States should adopt laws protecting privacy of personal information.
- Personal data shall be: (a) processed lawfully, fairly and in a transparent manner in relation to the data subject (‘lawfulness, fairness and transparency’).
- The gathering and holding of personal information on computers, data banks and other devices, whether by public authorities or private individuals or bodies, must be regulated by law. Effective measures have to be taken by States to ensure that information concerning a person’s private life does not reach the hands of persons who are not authorized by law to receive, process and use it, and is never used for purposes incompatible with the Covenant.
- In implementing these Guidelines, Member countries should: (…) b) adopt laws protecting privacy.
- The Human Rights Council, (…) 17. Urges States to adopt, implement and, where necessary, reform laws, regulations, policies and other measures concerning personal data and privacy protection online in order to prevent, mitigate and remedy the arbitrary or unlawful collection, retention, processing, use or disclosure of personal data on the Internet that could violate human rights.
- The General Assembly (...) 6. Calls upon all States: (...) (g) To consider adopting and implementing data protection legislation, regulation and policies, including on digital communication data, that complies with their international human rights obligations, which could include the establishment of national independent authorities with powers and resources to monitor data privacy practices, investigate violations and abuses and receive communications from individuals and organizations, and to provide appropriate remedies.
- States should adopt strong data protection laws and update electoral and other relevant laws to limit the pervasive tracking and targeting of individuals and their activities online.
- The legal framework should prohibit the collection, use or dissemination of personal data or information in any manner for any purpose other than the exercise of suffrage rights.
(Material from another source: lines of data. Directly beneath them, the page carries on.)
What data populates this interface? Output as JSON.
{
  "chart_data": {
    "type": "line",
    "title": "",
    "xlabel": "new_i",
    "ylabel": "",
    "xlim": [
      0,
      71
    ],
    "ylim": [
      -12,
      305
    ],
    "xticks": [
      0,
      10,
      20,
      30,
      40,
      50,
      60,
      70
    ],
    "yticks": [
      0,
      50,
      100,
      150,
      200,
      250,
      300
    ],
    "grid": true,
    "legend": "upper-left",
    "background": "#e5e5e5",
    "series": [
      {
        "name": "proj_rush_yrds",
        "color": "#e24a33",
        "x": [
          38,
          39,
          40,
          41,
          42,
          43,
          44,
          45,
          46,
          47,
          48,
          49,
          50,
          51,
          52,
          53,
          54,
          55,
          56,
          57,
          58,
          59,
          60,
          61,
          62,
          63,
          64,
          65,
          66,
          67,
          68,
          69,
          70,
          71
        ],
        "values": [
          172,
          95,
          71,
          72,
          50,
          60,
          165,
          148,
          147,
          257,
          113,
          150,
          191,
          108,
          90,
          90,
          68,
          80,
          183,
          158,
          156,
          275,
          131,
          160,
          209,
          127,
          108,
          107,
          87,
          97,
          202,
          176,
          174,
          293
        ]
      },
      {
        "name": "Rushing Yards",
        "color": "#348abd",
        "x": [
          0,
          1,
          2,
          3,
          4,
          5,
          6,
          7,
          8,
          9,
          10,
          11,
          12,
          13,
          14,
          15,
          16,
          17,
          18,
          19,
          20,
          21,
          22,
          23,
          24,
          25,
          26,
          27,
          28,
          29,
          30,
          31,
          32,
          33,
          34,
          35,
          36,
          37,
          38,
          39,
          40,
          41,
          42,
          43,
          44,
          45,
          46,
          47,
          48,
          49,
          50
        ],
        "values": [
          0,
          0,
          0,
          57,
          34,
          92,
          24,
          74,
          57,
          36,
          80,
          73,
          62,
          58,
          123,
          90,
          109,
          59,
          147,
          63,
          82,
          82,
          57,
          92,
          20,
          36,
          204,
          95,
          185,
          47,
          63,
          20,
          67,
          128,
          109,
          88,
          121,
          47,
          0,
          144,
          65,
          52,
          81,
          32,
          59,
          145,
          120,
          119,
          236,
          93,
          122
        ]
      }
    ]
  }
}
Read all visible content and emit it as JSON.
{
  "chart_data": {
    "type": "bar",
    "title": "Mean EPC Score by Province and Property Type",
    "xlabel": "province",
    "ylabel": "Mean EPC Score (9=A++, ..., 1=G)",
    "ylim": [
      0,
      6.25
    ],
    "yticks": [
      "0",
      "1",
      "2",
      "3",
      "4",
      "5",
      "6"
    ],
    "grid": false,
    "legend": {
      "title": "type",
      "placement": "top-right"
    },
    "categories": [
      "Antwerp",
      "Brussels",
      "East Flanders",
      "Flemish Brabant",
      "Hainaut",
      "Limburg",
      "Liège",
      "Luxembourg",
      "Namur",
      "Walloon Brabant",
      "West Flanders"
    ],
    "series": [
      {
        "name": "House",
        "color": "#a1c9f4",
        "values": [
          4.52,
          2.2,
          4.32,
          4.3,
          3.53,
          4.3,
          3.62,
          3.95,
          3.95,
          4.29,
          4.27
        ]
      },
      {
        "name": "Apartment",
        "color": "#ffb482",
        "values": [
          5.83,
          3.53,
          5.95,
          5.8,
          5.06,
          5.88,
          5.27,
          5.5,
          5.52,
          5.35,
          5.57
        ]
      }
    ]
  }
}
In particular, care should be given to provisions that relate to fingerprints, photographs and personal identification numbers, as well as to ethnicity or other factors that could lead to discrimination or place the voter at risk of personal harm.
- Domestic legislation of the state must contain data protection provisions for the regulation of the automatic processing of personal data.
- Citizens need to be protected in the processing of personal data particularly during the election period when large amounts of personal data are processed, including those available in the electoral registers. As regards the registers data privacy has to be balanced against the transparency required for electoral integrity.